In all honesty, the letter’s not worth the shite you could wipe off your arse on it, but the Israeli minister of the interior refused to give them access to a lawyer or to formalise their deportation papers, saying he had two weeks to do this in and didn’t really give a shit.

The siege at the Church ended with some of the people inside being exiled to various European countries, some jailed in Gaza. The internationals were arrested for trespassing in a closed military zone – one which was illegal in international law. But the Israeli soldiers stopped shooting indiscriminately into the church as soon as the internationals got in. No more lives were lost inside the church, though they shot dead a man who went into the courtyard to pick greenery for food – a father of 11.

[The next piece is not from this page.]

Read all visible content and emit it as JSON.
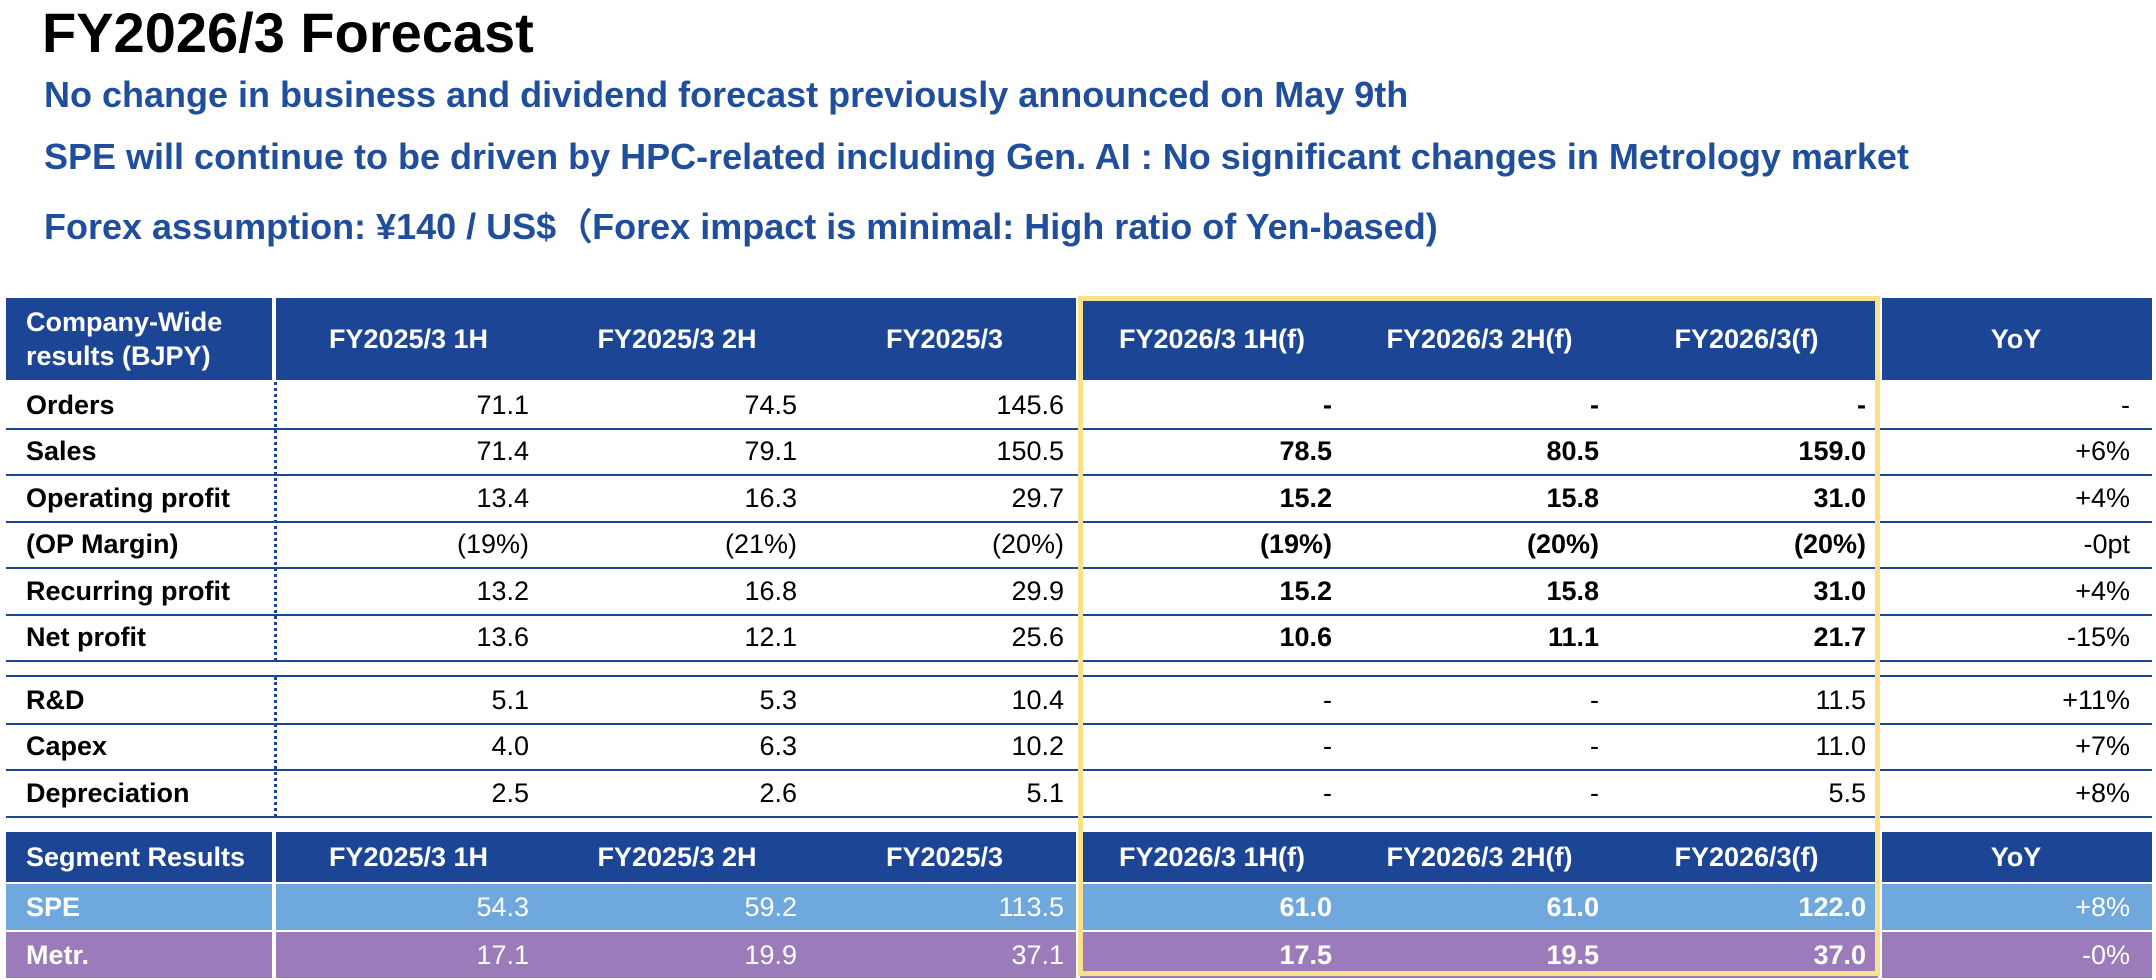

There’s an enormous amount more to say about the whole situation, about the desperate position of the Palestinian people who in their daily lives, even without the latest illegal invasions, are oppressed, humiliated and exiled by Israel, stopped at checkpoints going from home to work, stripped, beaten, detained for hours. There was a Palestinian woman in our cell in the deportation centre who had gone to live in the US and was refused entry at the airport to visit her mother and sister.

Our detention and deportation were only a small expression of what Palestinian people are forced to go through daily. It’s not what happened to us that is the real outrage, but that a whole nation of people is forced to endure far worse every day and that people who attempt to act in solidarity with them, and to uphold international law, face jail and deportation.

A lot of the people who will read this are already involved, people who have inspired me to do what I do. To anyone who believes that they can’t make a difference, let me tell you that you can. There were people in Palestine doing all kinds of work: writing, praying, giving medical assistance, watching, simply being there, helping people rebuild their homes and lives. You don’t have to be brave, nor an expert in anything. Palestinians need your help now. Our experience isn’t the commonest one – most of the people who have spent time out there haven’t been jailed and deported but have made a real difference.

I was inspired to go by other people who went before me and made a difference. If people are inspired by our story, and go too, and inspire people both there and here by giving a shit, maybe one day – hippy yogurt weaving moment - the spirals of inspiration will overcome the spirals of violence and then there’ll be peace.